I'm going to compare the amazing Carl Zeiss Batis 85mm f/1.8 to the gold standard Sony 90mm f/2.8 Macro lens. For fun, I've also thrown in the Sony 70-200 f/4 lens to compare the quality of this zoom lens at approximately 90mm. 

For the first photo, I would like to compare bokeh on the Zeiss at f/1.8 VS. the f/2.8 maximum aperture on the Sony. 

Left: Sony 90mm @ f/2.8 --- Right: Carl Zeiss 85mm @ f/1.8

Left: Sony 90mm @ f/2.8 --- Right: Carl Zeiss 85mm @ f/1.8

As you can see in the photos, there is a difference, with the Zeiss creating a more pleasing blurred background. The difference is subtle, but is noticed.

The next set of photos we'll go into pixel peeping. We'll compare the two lenses at their matching apertures as well as the Sony 70-200 zoom option.

...

Left: Carl Zeiss 85mm @ f/1.8    --- Right:   Sony 90mm @ f/2.8

Left: Carl Zeiss 85mm @ f/1.8  --- Right: Sony 90mm @ f/2.8

Left: Carl Zeiss 85mm @ f/2.8    --- Right:   Sony 90mm @ f/2.8

Left: Carl Zeiss 85mm @ f/2.8  --- Right: Sony 90mm @ f/2.8

Left: Carl Zeiss 85mm @ f/8    --- Right:   Sony 90mm @ f/8

Left: Carl Zeiss 85mm @ f/8  --- Right: Sony 90mm @ f/8

Left: Sony 70-200mm @ f/4    --- Right:   Sony 90mm @ f/2.8

Left: Sony 70-200mm @ f/4  --- Right: Sony 90mm @ f/2.8

For fun - Left: Sony 70-200mm @ f/8 at 200mm --- Right: Sony 90mm @ f/8 blown up to be roughly the same 200mm field of view

For fun - Left: Sony 70-200mm @ f/8 at 200mm --- Right: Sony 90mm @ f/8 blown up to be roughly the same 200mm field of view


Bonus Photos!

Sony Zeiss 35mm f/2.8 taken @ f/8

Sony Zeiss 35mm f/2.8 taken @ f/8

Sony 90mm f/2.8 macro photo of Jameson bottle label

Sony 90mm f/2.8 macro photo of Jameson bottle label

So who wins for the ultimate in image quality?
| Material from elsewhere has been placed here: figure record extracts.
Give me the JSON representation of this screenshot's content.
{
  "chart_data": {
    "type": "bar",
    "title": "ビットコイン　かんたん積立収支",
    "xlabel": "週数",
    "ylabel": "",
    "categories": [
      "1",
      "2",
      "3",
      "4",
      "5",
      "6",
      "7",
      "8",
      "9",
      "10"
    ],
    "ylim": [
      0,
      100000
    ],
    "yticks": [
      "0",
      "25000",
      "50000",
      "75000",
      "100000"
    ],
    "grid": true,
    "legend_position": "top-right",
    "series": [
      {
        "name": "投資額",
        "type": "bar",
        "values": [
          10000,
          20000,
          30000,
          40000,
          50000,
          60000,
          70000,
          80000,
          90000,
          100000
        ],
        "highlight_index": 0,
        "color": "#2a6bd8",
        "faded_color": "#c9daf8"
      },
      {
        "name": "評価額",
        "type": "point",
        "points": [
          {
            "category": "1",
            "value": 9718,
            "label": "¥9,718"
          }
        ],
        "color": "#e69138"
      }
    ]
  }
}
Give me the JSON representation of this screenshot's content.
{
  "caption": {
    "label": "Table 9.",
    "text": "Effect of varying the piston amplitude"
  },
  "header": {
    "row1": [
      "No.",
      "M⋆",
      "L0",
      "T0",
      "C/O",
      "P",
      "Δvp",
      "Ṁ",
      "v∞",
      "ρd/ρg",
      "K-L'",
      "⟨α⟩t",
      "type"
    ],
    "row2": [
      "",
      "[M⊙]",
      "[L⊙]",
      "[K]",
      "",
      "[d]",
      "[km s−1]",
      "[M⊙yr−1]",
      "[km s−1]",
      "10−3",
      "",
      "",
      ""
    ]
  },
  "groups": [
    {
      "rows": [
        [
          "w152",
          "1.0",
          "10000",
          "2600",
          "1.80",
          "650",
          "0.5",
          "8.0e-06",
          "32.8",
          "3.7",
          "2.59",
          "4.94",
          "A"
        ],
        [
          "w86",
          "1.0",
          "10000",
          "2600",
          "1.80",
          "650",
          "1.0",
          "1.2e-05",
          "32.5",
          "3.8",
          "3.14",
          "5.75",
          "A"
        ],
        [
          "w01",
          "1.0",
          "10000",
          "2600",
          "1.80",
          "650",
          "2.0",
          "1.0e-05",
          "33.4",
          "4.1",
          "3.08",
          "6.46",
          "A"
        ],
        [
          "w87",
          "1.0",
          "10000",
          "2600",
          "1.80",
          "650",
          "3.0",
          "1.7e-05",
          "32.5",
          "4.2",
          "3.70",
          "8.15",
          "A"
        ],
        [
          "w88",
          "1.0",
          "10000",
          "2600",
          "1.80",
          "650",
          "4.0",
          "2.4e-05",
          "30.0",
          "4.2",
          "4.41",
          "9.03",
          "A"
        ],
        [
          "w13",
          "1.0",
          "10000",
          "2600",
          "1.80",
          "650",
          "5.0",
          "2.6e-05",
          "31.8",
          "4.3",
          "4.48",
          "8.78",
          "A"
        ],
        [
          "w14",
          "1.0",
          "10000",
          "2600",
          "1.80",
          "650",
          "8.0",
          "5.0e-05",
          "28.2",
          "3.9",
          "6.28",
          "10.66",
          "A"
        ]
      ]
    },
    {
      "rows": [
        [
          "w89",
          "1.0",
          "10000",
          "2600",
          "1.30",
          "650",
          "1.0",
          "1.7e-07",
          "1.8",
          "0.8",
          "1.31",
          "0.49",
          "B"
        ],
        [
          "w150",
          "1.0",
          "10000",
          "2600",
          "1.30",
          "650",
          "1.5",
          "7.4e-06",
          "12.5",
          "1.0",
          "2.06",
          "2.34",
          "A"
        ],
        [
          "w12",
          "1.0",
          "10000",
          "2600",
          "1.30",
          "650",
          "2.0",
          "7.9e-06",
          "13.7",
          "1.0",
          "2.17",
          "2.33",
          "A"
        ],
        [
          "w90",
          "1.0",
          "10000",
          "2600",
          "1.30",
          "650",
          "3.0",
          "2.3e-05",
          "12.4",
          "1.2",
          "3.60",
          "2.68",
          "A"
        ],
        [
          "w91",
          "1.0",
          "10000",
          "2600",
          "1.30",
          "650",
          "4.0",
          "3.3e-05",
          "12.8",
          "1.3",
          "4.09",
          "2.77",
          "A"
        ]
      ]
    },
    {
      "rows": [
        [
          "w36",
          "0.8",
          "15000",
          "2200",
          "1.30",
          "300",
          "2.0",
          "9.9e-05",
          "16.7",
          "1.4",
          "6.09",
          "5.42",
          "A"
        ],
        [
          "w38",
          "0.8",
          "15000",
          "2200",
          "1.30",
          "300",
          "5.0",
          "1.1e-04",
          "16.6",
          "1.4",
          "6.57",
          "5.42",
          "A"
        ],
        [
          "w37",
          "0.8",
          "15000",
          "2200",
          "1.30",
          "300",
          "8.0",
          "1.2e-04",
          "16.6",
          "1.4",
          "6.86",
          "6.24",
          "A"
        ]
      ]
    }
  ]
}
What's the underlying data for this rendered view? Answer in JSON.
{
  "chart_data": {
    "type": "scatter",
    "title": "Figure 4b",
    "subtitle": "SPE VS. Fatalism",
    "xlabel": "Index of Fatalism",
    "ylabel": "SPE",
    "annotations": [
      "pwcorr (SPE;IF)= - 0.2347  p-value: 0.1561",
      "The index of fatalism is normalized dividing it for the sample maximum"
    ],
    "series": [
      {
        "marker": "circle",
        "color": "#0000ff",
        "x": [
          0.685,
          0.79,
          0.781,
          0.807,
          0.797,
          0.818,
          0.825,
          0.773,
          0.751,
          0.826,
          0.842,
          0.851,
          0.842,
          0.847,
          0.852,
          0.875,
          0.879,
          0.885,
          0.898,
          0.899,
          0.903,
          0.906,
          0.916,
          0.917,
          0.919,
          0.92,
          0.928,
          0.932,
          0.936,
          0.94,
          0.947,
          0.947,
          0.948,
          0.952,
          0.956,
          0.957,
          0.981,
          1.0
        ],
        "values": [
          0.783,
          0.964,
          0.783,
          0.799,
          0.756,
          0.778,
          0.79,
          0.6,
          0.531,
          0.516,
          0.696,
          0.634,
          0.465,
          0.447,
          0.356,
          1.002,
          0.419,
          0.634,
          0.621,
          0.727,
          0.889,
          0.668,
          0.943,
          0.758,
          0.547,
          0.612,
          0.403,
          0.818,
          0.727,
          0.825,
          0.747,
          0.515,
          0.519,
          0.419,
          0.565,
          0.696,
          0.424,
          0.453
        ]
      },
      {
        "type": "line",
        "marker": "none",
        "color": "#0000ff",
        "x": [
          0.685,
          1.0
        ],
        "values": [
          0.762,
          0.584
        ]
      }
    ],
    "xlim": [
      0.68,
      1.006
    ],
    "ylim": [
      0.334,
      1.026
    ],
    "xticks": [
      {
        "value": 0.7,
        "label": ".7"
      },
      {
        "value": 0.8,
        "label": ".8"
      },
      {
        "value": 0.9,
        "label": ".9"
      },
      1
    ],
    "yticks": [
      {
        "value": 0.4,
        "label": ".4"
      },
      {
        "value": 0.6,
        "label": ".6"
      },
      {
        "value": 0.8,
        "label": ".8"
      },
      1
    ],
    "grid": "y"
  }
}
Well, that depends. At their maximum apertures, the Batis takes down the Sony 90mm. When the Batis is stopped down to f/2.8, it's actually a fair bit better than the Sony!  After going down to f/8, the Sony comes out on top for pure resolution (although difficult to tell on the uploaded comparison photo). Coming in a very close third is the 70-200 which when stopped down has amazing resolution for a zoom lens. I've heard - but not tested - that the Sony 90mm can out resolve the Sony 24-240mm super-zoom, so I had to test whether it could miraculously out resolve the 70-200. Not by a long shot. 

As far as pricing goes, the Sony 90mm is currently the cheaper of the two prime lenses and comes with the macro feature which I've found to be very useful. It also comes with the push-pull AF-MF switch, as well as sliders on the side to control AF/MF and Focus range. I have noticed that the focusing has been a bit slow at times, but when it hit focus, it's spot on.

The Zeiss Batis is VERY stylish, a bit smaller, but has no button controls like the Sony model. Also, to the credit of the Batis, the focus knob is the smoothest I've ever felt, and the LED screen makes manual focus a bit easier. Auto focus has been fast and accurate.

Final conclusion: If you're buying a prime lens for your Sony a7x body, you won't be disappointed regardless of your choice. They all come very close to matching the resolution of the sensor.

*A few side-notes on testing: All shots were outside on a beautiful day at iso 100. With tree and clouds, the shots do have slightly different lighting. Also, all shots were cropped from the center of the image. If there's interest, I might do a comparison of sides and corner resolution. All shots were taken with a tripod set to shoot after 2 seconds to reduce blur. All lenses had their optical lens stabilization turned off. Finally, all shots you are seeing are un-edited RAW photos, not JPEGs.

 

Thanks for looking. I hope this could be of some service to the people trying to decide between lenses.